Он бродил в окрестностях Лейк-Нуар, у подножия холмов, порой пропадая на неделю, а то и дней на десять, шагая по полям, по лугам и берегам рек в своих промокших, покрытых грязью ботинках, нахлобучив на голову изношенную резиновую шляпу Ноэля или старое ирландское кепи Юэна, обнаруженное им как-то в углу шкафа. Со своей всклокоченной седеющей бородкой он выглядел намного старше своего возраста, словно существо, явившееся из старинных легенд или из горного тумана, с повязанным на шее неуместным красным шарфом, штанах с запачканными коленями, в пиджаке то мешковатом, то слишком тесном, часто — с чужого плеча. Тетка Матильда как-то связала для него прекрасный толстый свитер, тяжелый, как куртка, с глубокими карманами для его книжек, тетрадей и карандашей, украшенный деревянными пуговицами, которые собственноручно вырезала из пеканового дерева; но однажды он вернулся из очередного похода без свитера, промокший до нитки, дрожа, как собака, и потом клялся, что не знает — понятия не имеет — где он его оставил. (Человек, способный потерять собственную одежду, веско заметил Хайрам, в конце концов потеряет всё.)
И Вёрнон бродил, всегда на своих двоих. Эксцентричный, но все же не совсем полоумный (надо сказать, в горах встречались люди куда более безумные) и, по всей видимости, безвредный. Он никогда не встречал, за все годы странствий, своего кузена Эммануэля — к тому времени превратившегося в полулегендарного, мифического персонажа, о котором Бельфлёры говорили редко, словно позабыв, что он родной брат Гидеона и Юэна, и со временем привыкли думать о нем как о человеке из прошлого — как, скажем, о сыне Рафаэля Родмане, о котором было известно крайне мало; хотя, судя по всему, Эммануэль все еще обретался в здешних местах, бродя по окрестностям, и в один прекрасный день мог торжественно явиться домой. Вёрнон, с его глазами разного цвета (что всегда забавляло детей, но иногда смущало взрослых), небрежно одетый, со своими вечными «стишками» прославился по всей округе; конечно, все знали, что он Бельфлёр и всегда готовы были предоставить ему ночлег.

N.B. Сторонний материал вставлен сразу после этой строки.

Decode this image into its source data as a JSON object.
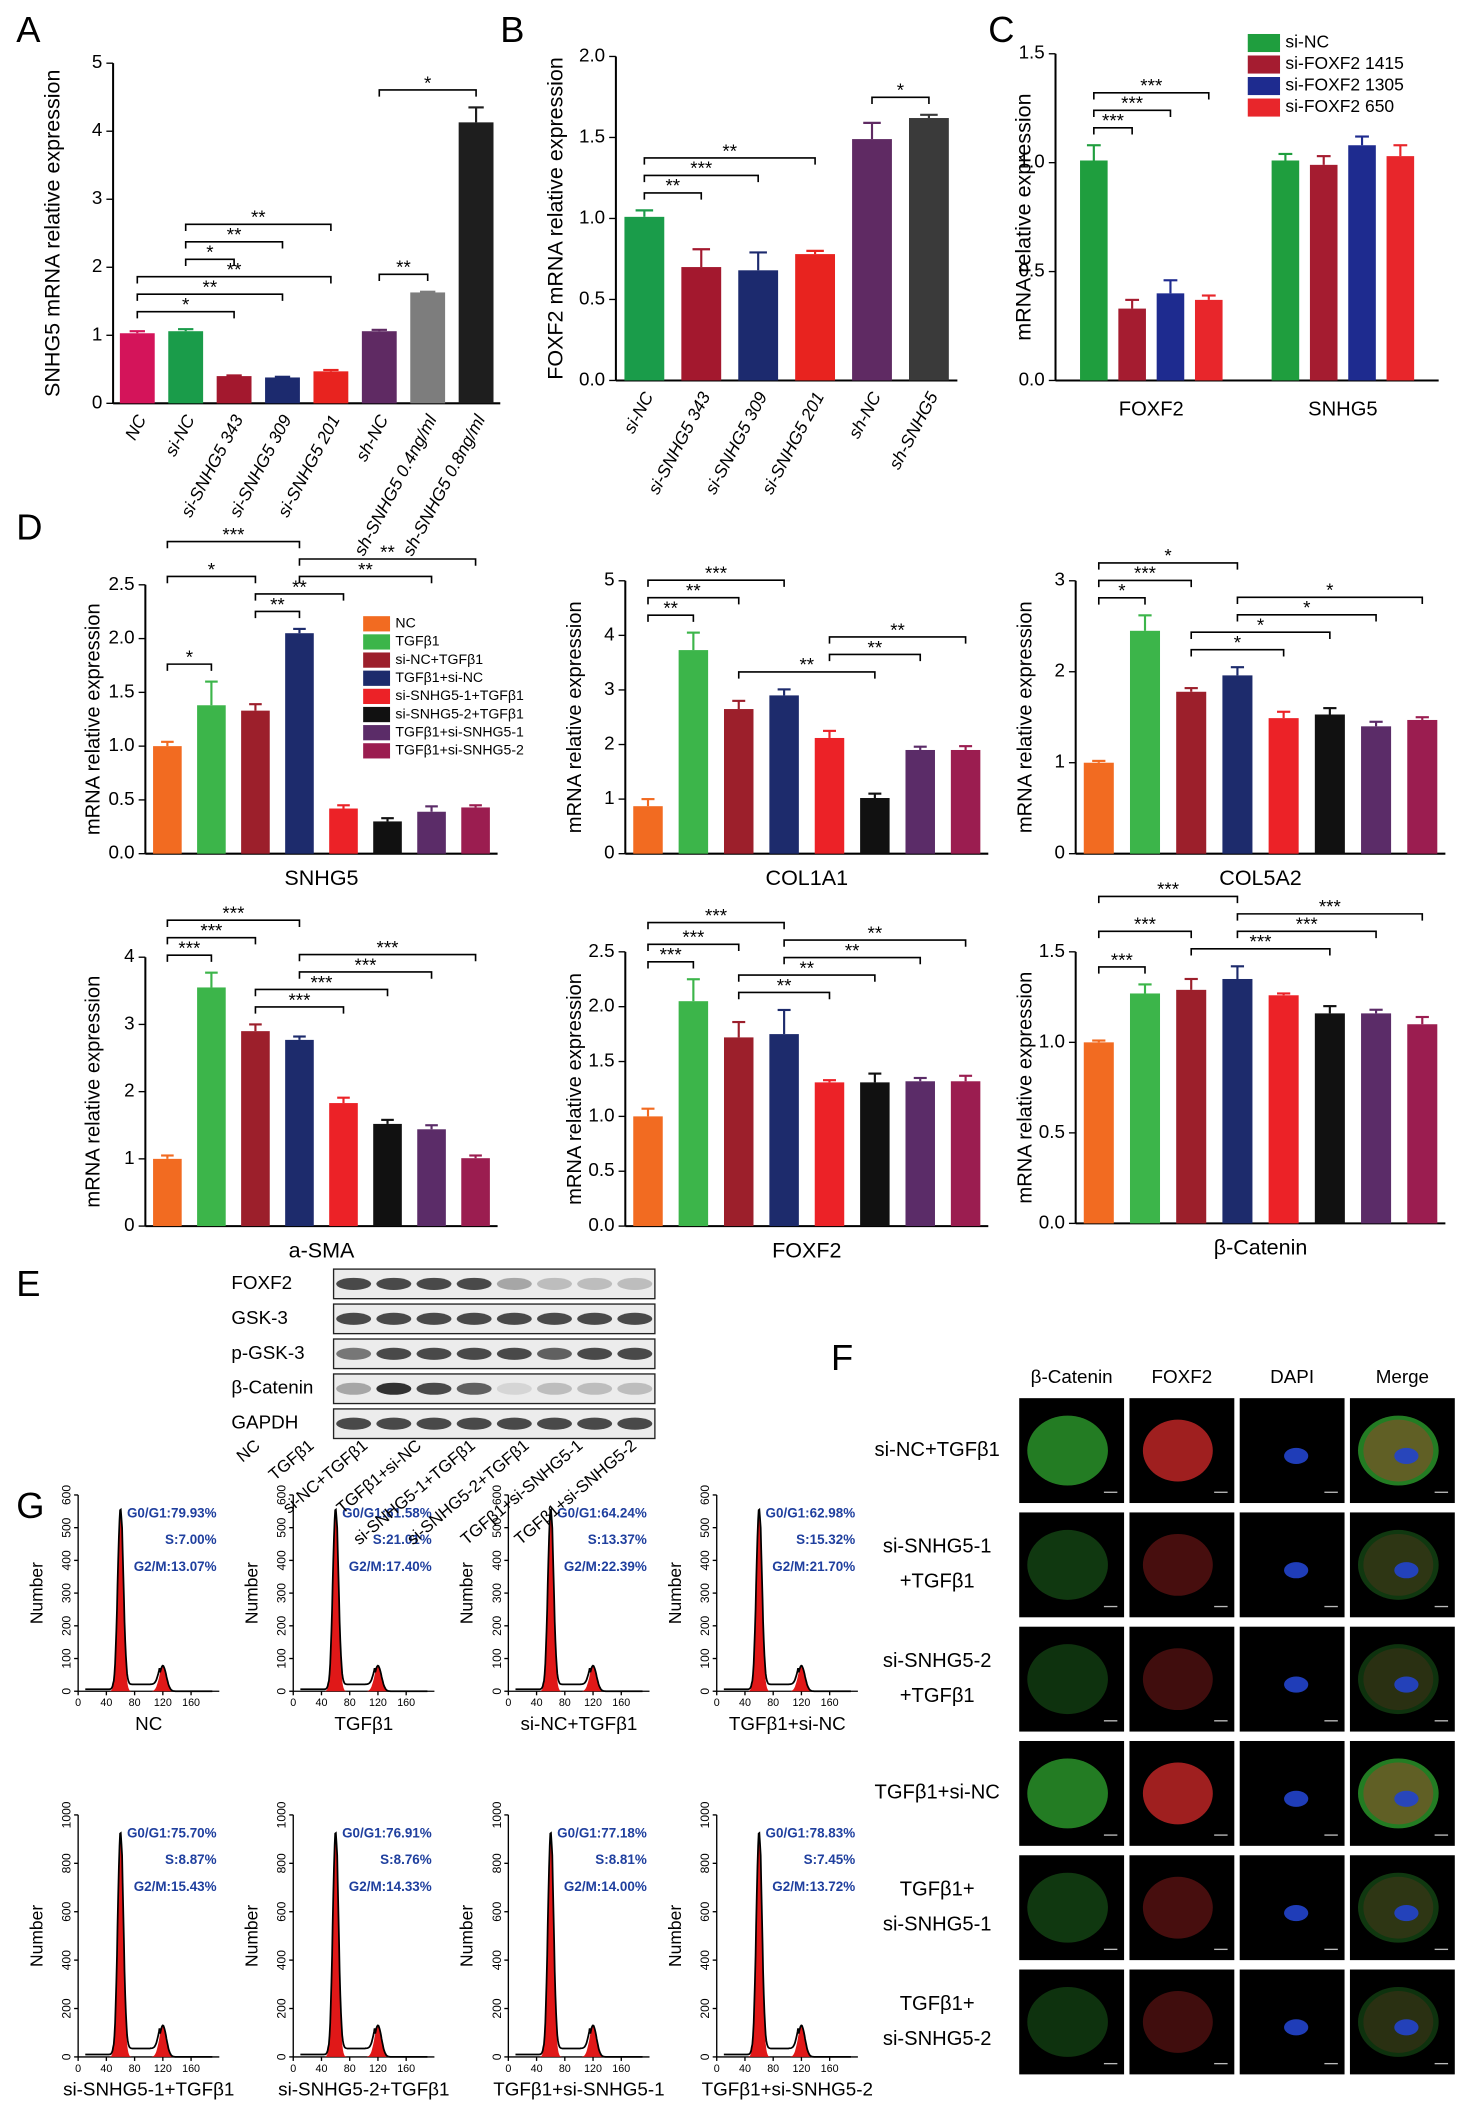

Фермеры, колесившие по проселочным дорогам в грузовичках-пикапах, почтительно притормаживали, проезжая мимо, никогда не предлагая подвезти его (потому что любая помощь, предложенная Бельфлёру человеком более низкого положения, могла быть истолкована как дерзость, а все местные жили в постоянном страхе, как бы не задеть или не оскорбить Бельфлёров: Юэн, как и Гидеон, в свое время покалечил в драке нескольких человек; о крутом нраве Рауля ходили легенды; Ноэль в свое время был грозой этих краев; Хайрам, в определенном смысле, пожалуй, самый безжалостный в роду, десятки лет назад использовал всю свою власть, чтобы скупать по возмутительно низким ценам землю у прогоревших фермеров; и, конечно, никто не забывал о Жан-Пьере II, которой за одну ночь прикончил одиннадцать человек, методично и хладнокровно, прознав о нанесенном ему «оскорблении»), — но тут же останавливались, если Вёрнон сам подавал знак. И с готовностью позволяли ему спать на сеновале или помогать им по хозяйству (хотя он был почти комический неумеха) в обмен на пропитание. Они любили Вёрнона — именно его, какого бы мнения ни придерживались о его родне — и прощали ему чудное рифмоплетство, которое, как он верил, бедный дуралей, однажды спасет мир. Зато, если он упомянет в замке о добросердечии фермера, глядишь, Бельфлёры более крутого нрава станут помягче…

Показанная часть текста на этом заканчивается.